Let's get some sample files so we can see ls working -

$ yarn add immutable     # (just some example package)
$ node main.js
[
  '.',
  'main.js',
  'node_modules',
  'node_modules/.yarn-integrity',
  'node_modules/immutable',
  'node_modules/immutable/LICENSE',
  'node_modules/immutable/README.md',
  'node_modules/immutable/contrib',
  'node_modules/immutable/contrib/cursor',
  'node_modules/immutable/contrib/cursor/README.md',
  'node_modules/immutable/contrib/cursor/__tests__',
  'node_modules/immutable/contrib/cursor/__tests__/Cursor.ts.skip',
  'node_modules/immutable/contrib/cursor/index.d.ts',
  'node_modules/immutable/contrib/cursor/index.js',
  'node_modules/immutable/dist',
  'node_modules/immutable/dist/immutable-nonambient.d.ts',
  'node_modules/immutable/dist/immutable.d.ts',
  'node_modules/immutable/dist/immutable.es.js',
  'node_modules/immutable/dist/immutable.js',
  'node_modules/immutable/dist/immutable.js.flow',
  'node_modules/immutable/dist/immutable.min.js',
  'node_modules/immutable/package.json',
  'package.json',
  'yarn.lock'
]

See this related Q&A for a dir program that recursively lists directories, a search program for finding files, and more.

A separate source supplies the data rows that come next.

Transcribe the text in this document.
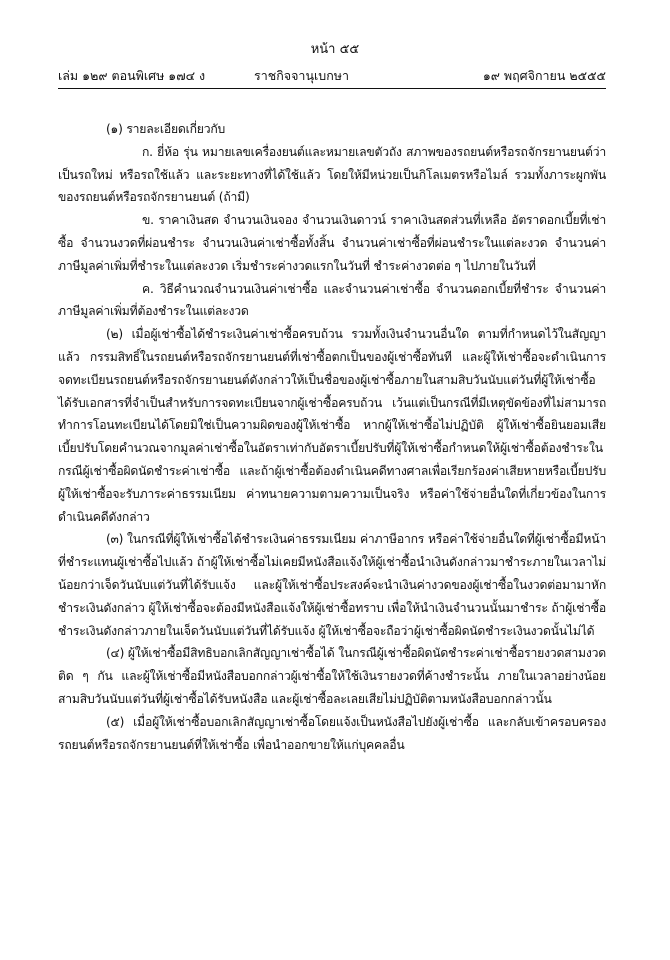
หน้า ๕๕
เล่ม ๑๒๙ ตอนพิเศษ ๑๗๔ ง	ราชกิจจานุเบกษา	๑๙ พฤศจิกายน ๒๕๕๕

(๑) รายละเอียดเกี่ยวกับ

ก. ยี่ห้อ รุ่น หมายเลขเครื่องยนต์และหมายเลขตัวถัง สภาพของรถยนต์หรือรถจักรยานยนต์ว่าเป็นรถใหม่ หรือรถใช้แล้ว และระยะทางที่ได้ใช้แล้ว โดยให้มีหน่วยเป็นกิโลเมตรหรือไมล์ รวมทั้งภาระผูกพันของรถยนต์หรือรถจักรยานยนต์ (ถ้ามี)

ข. ราคาเงินสด จำนวนเงินจอง จำนวนเงินดาวน์ ราคาเงินสดส่วนที่เหลือ อัตราดอกเบี้ยที่เช่าซื้อ จำนวนงวดที่ผ่อนชำระ จำนวนเงินค่าเช่าซื้อทั้งสิ้น จำนวนค่าเช่าซื้อที่ผ่อนชำระในแต่ละงวด จำนวนค่าภาษีมูลค่าเพิ่มที่ชำระในแต่ละงวด เริ่มชำระค่างวดแรกในวันที่ ชำระค่างวดต่อ ๆ ไปภายในวันที่

ค. วิธีคำนวณจำนวนเงินค่าเช่าซื้อ และจำนวนค่าเช่าซื้อ จำนวนดอกเบี้ยที่ชำระ จำนวนค่าภาษีมูลค่าเพิ่มที่ต้องชำระในแต่ละงวด

(๒) เมื่อผู้เช่าซื้อได้ชำระเงินค่าเช่าซื้อครบถ้วน รวมทั้งเงินจำนวนอื่นใด ตามที่กำหนดไว้ในสัญญาแล้ว กรรมสิทธิ์ในรถยนต์หรือรถจักรยานยนต์ที่เช่าซื้อตกเป็นของผู้เช่าซื้อทันที และผู้ให้เช่าซื้อจะดำเนินการจดทะเบียนรถยนต์หรือรถจักรยานยนต์ดังกล่าวให้เป็นชื่อของผู้เช่าซื้อภายในสามสิบวันนับแต่วันที่ผู้ให้เช่าซื้อได้รับเอกสารที่จำเป็นสำหรับการจดทะเบียนจากผู้เช่าซื้อครบถ้วน เว้นแต่เป็นกรณีที่มีเหตุขัดข้องที่ไม่สามารถทำการโอนทะเบียนได้โดยมิใช่เป็นความผิดของผู้ให้เช่าซื้อ หากผู้ให้เช่าซื้อไม่ปฏิบัติ ผู้ให้เช่าซื้อยินยอมเสียเบี้ยปรับโดยคำนวณจากมูลค่าเช่าซื้อในอัตราเท่ากับอัตราเบี้ยปรับที่ผู้ให้เช่าซื้อกำหนดให้ผู้เช่าซื้อต้องชำระในกรณีผู้เช่าซื้อผิดนัดชำระค่าเช่าซื้อ และถ้าผู้เช่าซื้อต้องดำเนินคดีทางศาลเพื่อเรียกร้องค่าเสียหายหรือเบี้ยปรับ ผู้ให้เช่าซื้อจะรับภาระค่าธรรมเนียม ค่าทนายความตามความเป็นจริง หรือค่าใช้จ่ายอื่นใดที่เกี่ยวข้องในการดำเนินคดีดังกล่าว

(๓) ในกรณีที่ผู้ให้เช่าซื้อได้ชำระเงินค่าธรรมเนียม ค่าภาษีอากร หรือค่าใช้จ่ายอื่นใดที่ผู้เช่าซื้อมีหน้าที่ชำระแทนผู้เช่าซื้อไปแล้ว ถ้าผู้ให้เช่าซื้อไม่เคยมีหนังสือแจ้งให้ผู้เช่าซื้อนำเงินดังกล่าวมาชำระภายในเวลาไม่น้อยกว่าเจ็ดวันนับแต่วันที่ได้รับแจ้ง และผู้ให้เช่าซื้อประสงค์จะนำเงินค่างวดของผู้เช่าซื้อในงวดต่อมามาหักชำระเงินดังกล่าว ผู้ให้เช่าซื้อจะต้องมีหนังสือแจ้งให้ผู้เช่าซื้อทราบ เพื่อให้นำเงินจำนวนนั้นมาชำระ ถ้าผู้เช่าซื้อชำระเงินดังกล่าวภายในเจ็ดวันนับแต่วันที่ได้รับแจ้ง ผู้ให้เช่าซื้อจะถือว่าผู้เช่าซื้อผิดนัดชำระเงินงวดนั้นไม่ได้

(๔) ผู้ให้เช่าซื้อมีสิทธิบอกเลิกสัญญาเช่าซื้อได้ ในกรณีผู้เช่าซื้อผิดนัดชำระค่าเช่าซื้อรายงวดสามงวดติด ๆ กัน และผู้ให้เช่าซื้อมีหนังสือบอกกล่าวผู้เช่าซื้อให้ใช้เงินรายงวดที่ค้างชำระนั้น ภายในเวลาอย่างน้อยสามสิบวันนับแต่วันที่ผู้เช่าซื้อได้รับหนังสือ และผู้เช่าซื้อละเลยเสียไม่ปฏิบัติตามหนังสือบอกกล่าวนั้น

(๕) เมื่อผู้ให้เช่าซื้อบอกเลิกสัญญาเช่าซื้อโดยแจ้งเป็นหนังสือไปยังผู้เช่าซื้อ และกลับเข้าครอบครองรถยนต์หรือรถจักรยานยนต์ที่ให้เช่าซื้อ เพื่อนำออกขายให้แก่บุคคลอื่น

If you want to console log after a Promise , you'll have to do it in a .then() like

Promise.all(promises).then(function(result) {
  resolve(result);
  console.log('done with Promises');
})
  .then(() => console.log("this should fire after the "result" from above"))
  .catch((error) => reject(error));

This is because Promise s are non-blocking and anything after it won't wait for it to finish before executing.